The delightful Futility Closet posted a simple puzzler about the next year after 1961 that reads the same upside down. It is quite easy to see that it will be 6009, and to convince oneself that indeed no smaller number exists a dozen of lines of code suffice.

The key to concision is to lift the syntax and semantics of monads into the problem. Since not every digit is itself a digit upon rotation by 180° (I admit to taking poetic license with the title), it is natural to work with failing computations, otherwise known as the option monad:

let return x = Some x
let (>>=) m f = match m with None -> None | Some x -> f x

Of all the natural operations on monads known and loved by Haskell practitioners, I'll need just a bit of support:

let fmap f m = m >>= fun x -> return (f x)

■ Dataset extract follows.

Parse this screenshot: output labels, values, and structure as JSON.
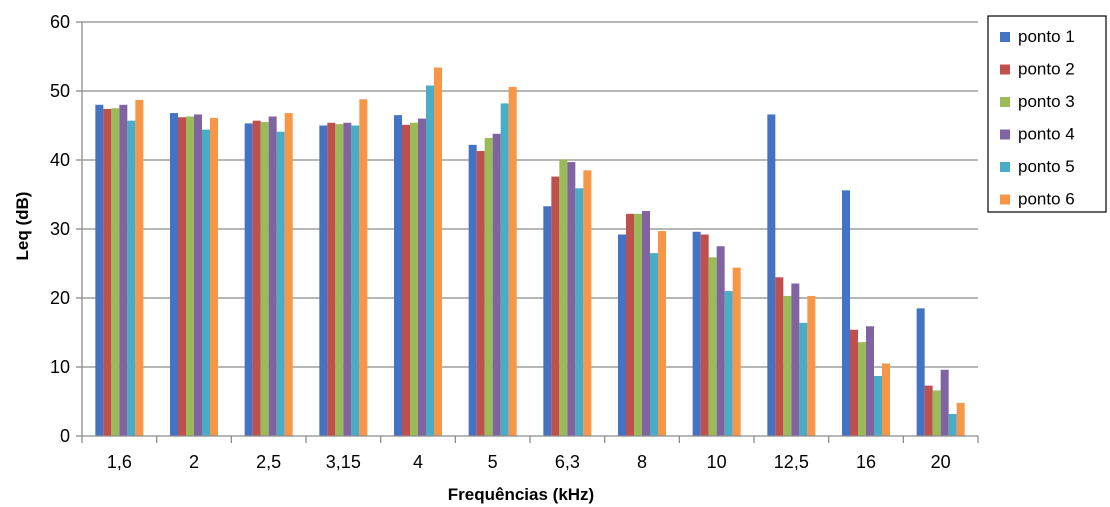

let lift2m f m n = m >>= fun x -> n >>= fun y -> return (f x y)

let sequence ms = List.fold_right (lift2m (fun x xs -> x :: xs)) ms (return [])

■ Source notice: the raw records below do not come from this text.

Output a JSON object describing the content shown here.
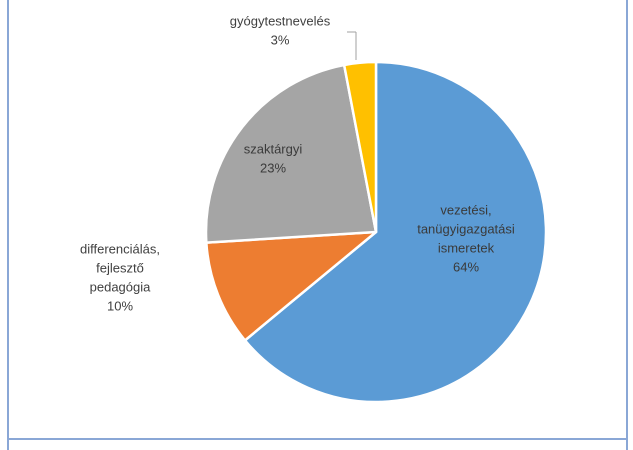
{
  "chart_data": {
    "type": "pie",
    "title": "",
    "slices": [
      {
        "label": [
          "vezetési,",
          "tanügyigazgatási",
          "ismeretek"
        ],
        "value": 64,
        "pct_label": "64%",
        "color": "#5b9bd5"
      },
      {
        "label": [
          "differenciálás,",
          "fejlesztő",
          "pedagógia"
        ],
        "value": 10,
        "pct_label": "10%",
        "color": "#ed7d31"
      },
      {
        "label": [
          "szaktárgyi"
        ],
        "value": 23,
        "pct_label": "23%",
        "color": "#a5a5a5"
      },
      {
        "label": [
          "gyógytestnevelés"
        ],
        "value": 3,
        "pct_label": "3%",
        "color": "#ffc000"
      }
    ],
    "legend": "none",
    "start_angle_deg": 0,
    "direction": "clockwise"
  }
}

As the last bit of scaffolding, I need a monadized lookup function:

let find l e = try Some (List.assoc e l) with Not_found -> None

These lines are a very well-known part of the standard library of Haskell, so I'm already six over the par. I'm looking for digits that read as digits upon a rotation of 180°. An association list maps those digits to their rotations:

let rotations = [0, 0; 1, 1; 6, 9; 8, 8; 9, 6]

If these numbers were intended to be read on seven-segment displays, I could have added the (2, 5) and (5, 2) pairs. By repeatedly dividing by 10 I can get the list of decimal digits of a number:

let to_digits = let rec go l n = if n = 0 then l else go (n mod 10 :: l) (n / 10) in go []

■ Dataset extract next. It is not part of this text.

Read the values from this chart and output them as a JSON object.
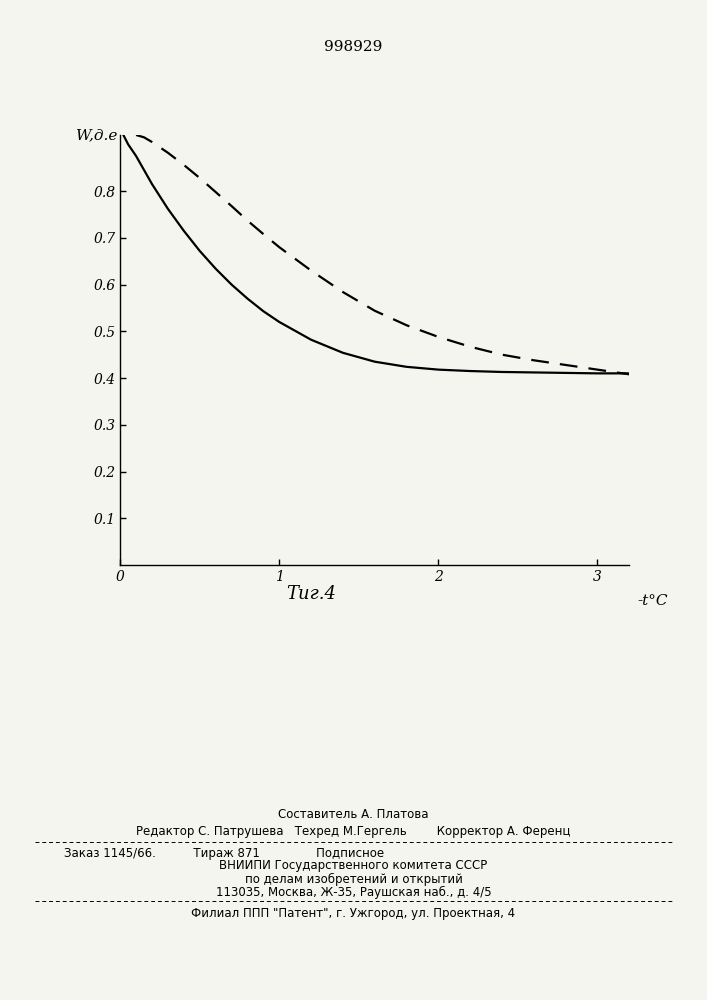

The opposite operation, building a number from the list of its decimal digits is an application of Horner's Rule:

let of_digits l = List.fold_left (fun x y -> 10 * x + y) 0 l

Reflection is a compact and dense point-free one-liner:

let reflect = fmap (of_digits % List.rev) % sequence % List.map (find rotations) % to_digits

For each digit I find its rotation, if it exists. The result is a list of digit computations, some of those possibly failed. I turn that into a list computation that succeeds only if all its components succeed with sequence. The desired result is built out of the reversed list of rotated digits. Now a number is symmetric if it can be read upside down as itself:

let is_symmetric n = match reflect n with Some m -> n = m | _ -> false

The first year after 1961 that is symmetric is 6009, as expected:

let year = List.hd $ List.filter is_symmetric (range 1962 10_000)

That's it, twelve lines. Composition and range are left as an exercise for the reader.


Anonymous said...

What is the "%" operator used in the reflect function?

I'm assuming that the '$' function used in the year function is the composition function:

let ($) = x f = f x

Anonymous said...

sorry, extra '=' above, should be:

let ($) x f = f x ;;

Felipe Lacerda said...

I think (%) is the composition function and ($) is the "application" function, i.e.:

(%) f g x = f (g x)
($) f x = f x

Matías Giovannini said...

@Felipe, indeed, I use (%) as Haskell uses (.) for infix composition, and ($) exactly like Haskell for low-binding-power application.

I've been using these for quite a number of posts, that's why I didn't feel the need to explain them, but I plan on doing a post about a "standard prelude" to OCaml with these, and more.